De allí que Frigerio repitiera aquello de que, en tránsito del subdesarrollo al desarrollo, desde el punto de vista del interés general del país, el capital no es bueno o malo según su origen sino en función de su destino. Si se aplica a consolidar la vieja estructura, por ejemplo, modernizándola, tienen el efecto de perpetuar la dependencia. Ni que hablar cuando el capital, ya sea nacional o extranjero, maximiza sus beneficios reproduciéndose en la compra y venta de activos financieros sin “descender” al mundo terreno de la economía real, proceso que en la Argentina viene repitiéndose hace décadas. Esa “valorización financiera” el país la paga con la transferencia del ahorro interno o la generación de deuda que, en última instancia, se traduce en la progresiva descapitalización de sus activos.

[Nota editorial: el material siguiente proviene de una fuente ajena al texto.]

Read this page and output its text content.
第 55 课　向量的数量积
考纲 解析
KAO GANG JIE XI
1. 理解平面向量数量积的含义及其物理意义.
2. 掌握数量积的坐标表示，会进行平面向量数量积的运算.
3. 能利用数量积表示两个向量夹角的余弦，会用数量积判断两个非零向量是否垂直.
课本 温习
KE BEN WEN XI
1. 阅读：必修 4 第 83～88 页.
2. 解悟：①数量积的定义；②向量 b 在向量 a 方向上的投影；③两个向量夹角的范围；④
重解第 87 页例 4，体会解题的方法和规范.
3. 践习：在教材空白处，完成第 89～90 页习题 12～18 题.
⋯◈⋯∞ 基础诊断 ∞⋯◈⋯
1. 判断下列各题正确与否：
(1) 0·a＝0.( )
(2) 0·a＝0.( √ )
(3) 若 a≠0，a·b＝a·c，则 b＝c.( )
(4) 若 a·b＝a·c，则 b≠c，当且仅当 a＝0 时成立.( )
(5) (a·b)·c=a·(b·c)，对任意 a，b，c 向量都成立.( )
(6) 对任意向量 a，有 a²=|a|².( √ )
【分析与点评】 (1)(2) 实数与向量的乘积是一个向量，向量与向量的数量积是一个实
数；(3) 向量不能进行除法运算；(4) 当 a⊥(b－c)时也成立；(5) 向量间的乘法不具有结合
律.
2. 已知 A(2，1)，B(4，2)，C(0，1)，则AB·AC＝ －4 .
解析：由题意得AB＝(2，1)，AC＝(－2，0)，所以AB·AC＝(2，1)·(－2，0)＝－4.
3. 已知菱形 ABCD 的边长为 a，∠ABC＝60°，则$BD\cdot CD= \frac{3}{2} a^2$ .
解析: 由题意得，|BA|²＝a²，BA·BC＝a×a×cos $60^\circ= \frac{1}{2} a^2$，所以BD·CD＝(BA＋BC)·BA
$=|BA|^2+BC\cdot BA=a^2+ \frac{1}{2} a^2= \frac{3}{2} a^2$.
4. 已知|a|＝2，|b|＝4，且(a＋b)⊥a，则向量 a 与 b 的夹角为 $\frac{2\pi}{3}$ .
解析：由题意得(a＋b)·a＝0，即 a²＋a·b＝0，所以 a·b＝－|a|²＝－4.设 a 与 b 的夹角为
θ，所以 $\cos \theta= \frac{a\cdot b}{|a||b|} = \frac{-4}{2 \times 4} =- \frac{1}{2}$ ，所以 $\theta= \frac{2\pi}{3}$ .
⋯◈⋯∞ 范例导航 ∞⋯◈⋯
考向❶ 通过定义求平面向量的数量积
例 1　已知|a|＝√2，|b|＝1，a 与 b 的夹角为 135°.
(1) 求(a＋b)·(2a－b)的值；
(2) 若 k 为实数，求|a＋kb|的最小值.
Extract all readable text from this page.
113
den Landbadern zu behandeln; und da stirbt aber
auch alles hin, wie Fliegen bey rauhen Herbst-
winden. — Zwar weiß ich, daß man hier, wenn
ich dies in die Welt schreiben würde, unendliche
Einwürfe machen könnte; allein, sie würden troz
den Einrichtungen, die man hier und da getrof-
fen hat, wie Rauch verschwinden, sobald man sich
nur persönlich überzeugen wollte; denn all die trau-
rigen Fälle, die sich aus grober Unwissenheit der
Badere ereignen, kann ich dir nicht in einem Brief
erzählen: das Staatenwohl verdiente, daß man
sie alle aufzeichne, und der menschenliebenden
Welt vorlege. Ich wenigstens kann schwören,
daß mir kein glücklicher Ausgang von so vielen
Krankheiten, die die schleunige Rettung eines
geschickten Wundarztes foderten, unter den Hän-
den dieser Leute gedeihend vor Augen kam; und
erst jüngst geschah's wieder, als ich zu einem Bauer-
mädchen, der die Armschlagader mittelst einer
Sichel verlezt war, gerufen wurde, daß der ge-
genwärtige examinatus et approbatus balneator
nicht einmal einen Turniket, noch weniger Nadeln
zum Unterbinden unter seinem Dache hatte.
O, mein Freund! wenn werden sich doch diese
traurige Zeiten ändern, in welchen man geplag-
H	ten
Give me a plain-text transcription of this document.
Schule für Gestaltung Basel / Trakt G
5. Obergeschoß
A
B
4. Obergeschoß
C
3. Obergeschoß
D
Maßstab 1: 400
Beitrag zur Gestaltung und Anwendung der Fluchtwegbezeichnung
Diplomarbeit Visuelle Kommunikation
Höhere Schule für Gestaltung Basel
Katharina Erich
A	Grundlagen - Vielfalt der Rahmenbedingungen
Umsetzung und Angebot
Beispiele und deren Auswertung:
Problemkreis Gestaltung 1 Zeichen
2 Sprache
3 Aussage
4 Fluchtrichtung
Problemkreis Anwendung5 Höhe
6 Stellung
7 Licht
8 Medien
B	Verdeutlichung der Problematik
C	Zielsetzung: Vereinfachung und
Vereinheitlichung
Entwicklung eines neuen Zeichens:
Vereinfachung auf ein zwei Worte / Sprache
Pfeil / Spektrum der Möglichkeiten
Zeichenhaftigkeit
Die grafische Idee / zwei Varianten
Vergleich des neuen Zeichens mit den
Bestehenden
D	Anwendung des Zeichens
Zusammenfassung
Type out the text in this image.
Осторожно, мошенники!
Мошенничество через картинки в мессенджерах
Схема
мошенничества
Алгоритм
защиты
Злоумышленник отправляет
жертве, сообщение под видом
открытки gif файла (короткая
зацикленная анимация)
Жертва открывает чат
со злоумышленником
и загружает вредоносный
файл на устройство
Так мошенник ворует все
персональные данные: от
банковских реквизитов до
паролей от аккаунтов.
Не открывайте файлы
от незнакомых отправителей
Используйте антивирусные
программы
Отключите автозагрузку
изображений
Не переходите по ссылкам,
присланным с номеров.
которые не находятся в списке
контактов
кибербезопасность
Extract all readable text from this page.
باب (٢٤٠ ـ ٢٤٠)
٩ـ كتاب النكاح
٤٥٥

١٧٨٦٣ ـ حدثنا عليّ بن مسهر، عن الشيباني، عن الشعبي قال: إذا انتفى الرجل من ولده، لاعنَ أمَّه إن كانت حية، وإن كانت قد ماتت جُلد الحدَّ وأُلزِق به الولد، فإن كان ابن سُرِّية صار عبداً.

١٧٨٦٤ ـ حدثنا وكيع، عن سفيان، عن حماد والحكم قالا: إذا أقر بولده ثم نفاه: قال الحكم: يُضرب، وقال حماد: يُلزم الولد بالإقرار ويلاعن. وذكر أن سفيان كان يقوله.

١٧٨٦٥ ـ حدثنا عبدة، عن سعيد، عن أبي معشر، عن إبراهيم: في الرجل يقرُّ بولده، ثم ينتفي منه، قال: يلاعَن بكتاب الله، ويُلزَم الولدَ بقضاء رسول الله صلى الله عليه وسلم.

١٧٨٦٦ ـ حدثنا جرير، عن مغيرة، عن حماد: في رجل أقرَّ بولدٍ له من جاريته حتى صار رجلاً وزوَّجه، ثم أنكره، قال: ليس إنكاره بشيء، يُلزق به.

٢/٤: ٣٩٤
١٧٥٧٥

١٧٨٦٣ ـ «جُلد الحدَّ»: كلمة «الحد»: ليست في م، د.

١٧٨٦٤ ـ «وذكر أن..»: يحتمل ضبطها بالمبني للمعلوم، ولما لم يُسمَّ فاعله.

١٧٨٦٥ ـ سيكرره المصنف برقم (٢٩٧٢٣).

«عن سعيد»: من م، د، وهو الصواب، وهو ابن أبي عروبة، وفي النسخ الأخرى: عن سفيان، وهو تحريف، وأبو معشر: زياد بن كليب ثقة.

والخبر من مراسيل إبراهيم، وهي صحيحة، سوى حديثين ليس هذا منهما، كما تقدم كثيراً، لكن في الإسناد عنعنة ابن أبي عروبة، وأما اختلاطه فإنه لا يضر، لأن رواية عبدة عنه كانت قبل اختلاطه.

Ahora bien, si la conducción del Estado logra captar “excedente formado en el exterior” para aplicarlo como inversión directa al desenvolvimiento de aquellos sectores prioritarios, desde el punto de vista de la estrategia del desarrollo nacional, entonces su efecto es esencialmente liberador. Porque ayuda a reducir la dependencia a la importación de bienes críticos, multiplicar el empleo, moviliza nuestros recursos, genera ingresos al fisco, incorpora nuevas tecnologías, favorece el incremento de la productividad media de la economía y, lo que es fundamental, amplía las capacidades de integración social al sistema económico, entre muchos otros beneficios. Es decir, nos hace más Nación.